Ode
SIGAAR

SIGAAR

27 november 2020

Wellicht heeft u dat ook al meerdere keren meegemaakt. Iemand die op dat moment een eindje voor u uit loopt of ‘toevallig’ uw pad kruist en waarvan u zich de rest van de dag afvraagt: van waar ken ik die toch? De meeste van die voorvallen verdwijnen voorgoed in de stoffige kelders van ons geheugen, tenzij daar een gedenkwaardig feit aan gerelateerd is. Zo weet ik nog drommels goed dat ik op de dag van de aanslagen in maart 2015, op weg van het station naar het werk, enkele meters achter een voormalige minister van justitie (nee, niet die van Parijs) stapte, die telefonisch het bericht kreeg dat er een ontploffing in de metro gebeurd was. Luttele minuten later op kantoor vernamen we verbouwereerd de horror die ook op de nationale luchthaven had plaats gevonden.

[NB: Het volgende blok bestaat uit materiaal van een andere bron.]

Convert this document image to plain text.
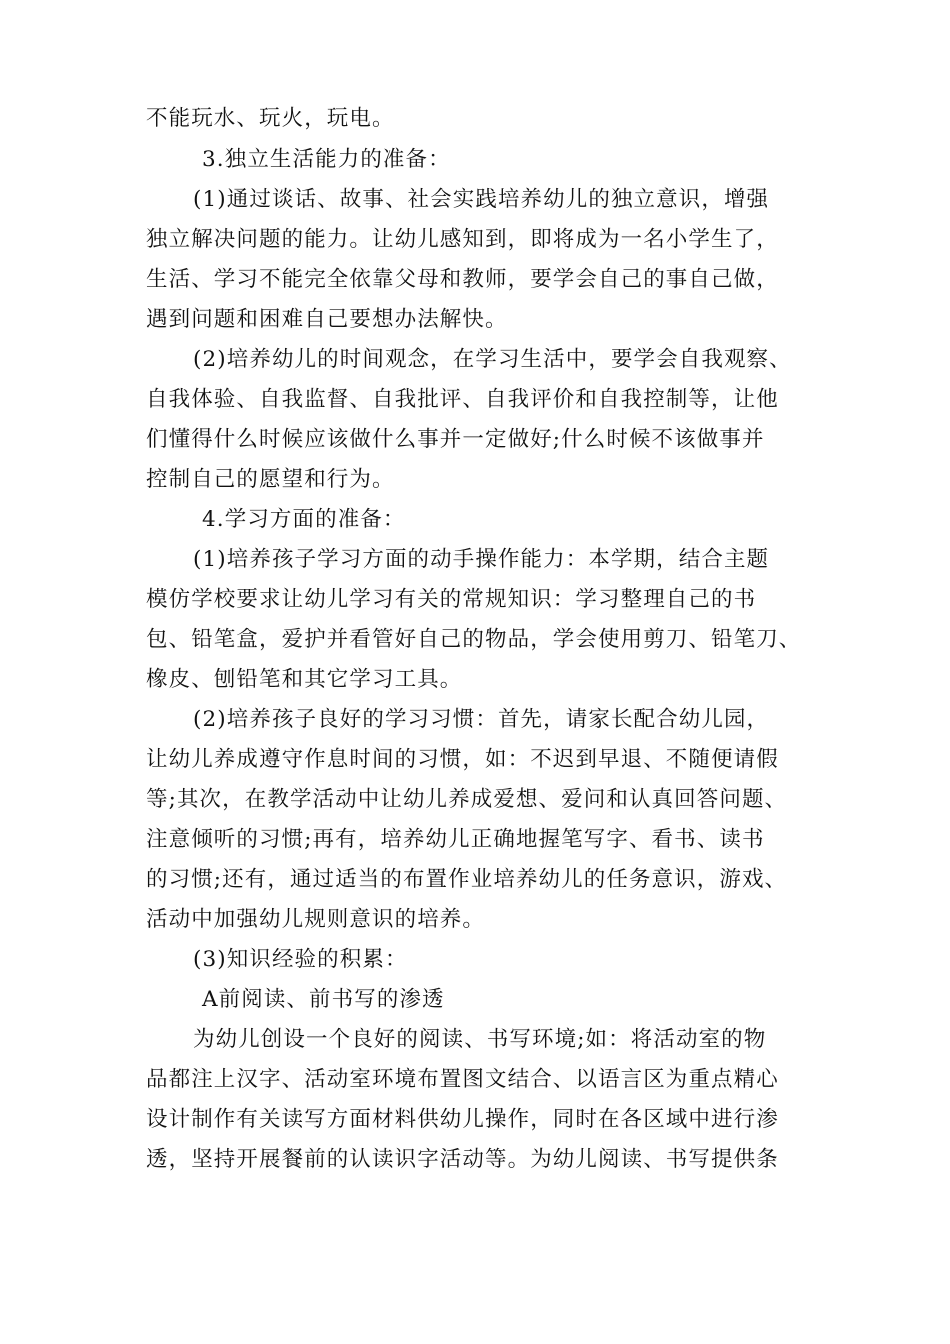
不能玩水、玩火，玩电。
3.独立生活能力的准备：
(1)通过谈话、故事、社会实践培养幼儿的独立意识，增强
独立解决问题的能力。让幼儿感知到，即将成为一名小学生了，
生活、学习不能完全依靠父母和教师，要学会自己的事自己做，
遇到问题和困难自己要想办法解快。
(2)培养幼儿的时间观念，在学习生活中，要学会自我观察、
自我体验、自我监督、自我批评、自我评价和自我控制等，让他
们懂得什么时候应该做什么事并一定做好;什么时候不该做事并
控制自己的愿望和行为。
4.学习方面的准备：
(1)培养孩子学习方面的动手操作能力：本学期，结合主题
模仿学校要求让幼儿学习有关的常规知识：学习整理自己的书
包、铅笔盒，爱护并看管好自己的物品，学会使用剪刀、铅笔刀、
橡皮、刨铅笔和其它学习工具。
(2)培养孩子良好的学习习惯：首先，请家长配合幼儿园，
让幼儿养成遵守作息时间的习惯，如：不迟到早退、不随便请假
等;其次，在教学活动中让幼儿养成爱想、爱问和认真回答问题、
注意倾听的习惯;再有，培养幼儿正确地握笔写字、看书、读书
的习惯;还有，通过适当的布置作业培养幼儿的任务意识，游戏、
活动中加强幼儿规则意识的培养。
(3)知识经验的积累：
A前阅读、前书写的渗透
为幼儿创设一个良好的阅读、书写环境;如：将活动室的物
品都注上汉字、活动室环境布置图文结合、以语言区为重点精心
设计制作有关读写方面材料供幼儿操作，同时在各区域中进行渗
透，坚持开展餐前的认读识字活动等。为幼儿阅读、书写提供条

Ik heb nog een ouder voorbeeld. Het speelde zich af in Johannesburg ten tijde van de VN Conferentie Duurzame Ontwikkeling (10 jaar na Rio). Het was een drukke agenda door de combinatie van informele momenten en de officiële vergaderingen met de Belgische delegatie. Na één van die bijeenkomsten repte ik me door lange gangen – ik herinner me zelfs nog dat er overal blauwe tapijten lagen – naar een volgend event, toen ik een eenzame man kruiste. Hij had een zware brilmontuur met dikke glazen, een indrukwekkende snor en grijze haren en vooral: hij stapte alsof hij het gewicht van de hele wereld op zijn schouders droeg. En ja, het was weer van dat: van waar ken ik die toch? Het duurde tot ’s avonds voor ik door had dat dit Tariq Aziz was, de toenmalige minister van Buitenlandse Zaken van Irak onder het regime van Saddam Hoessein, terwijl het in die dagen gonsde van geruchten dat de Verenigde Staten zijn land elk ogenblik zouden binnenvallen (wat pas het jaar daarop een feit zou worden).

Ik herinner me eveneens dat de toenmalige Belgische premier en zijn minister van Buitenlandse Zaken het rookverbod in de lokalen waar we overlegden zomaar blauwblauw lieten en beiden met een dikke sigaar de vergadering binnen vielen, stante pede een korte briefing vroegen, om dan weer weg te stomen naar een volgende afspraak.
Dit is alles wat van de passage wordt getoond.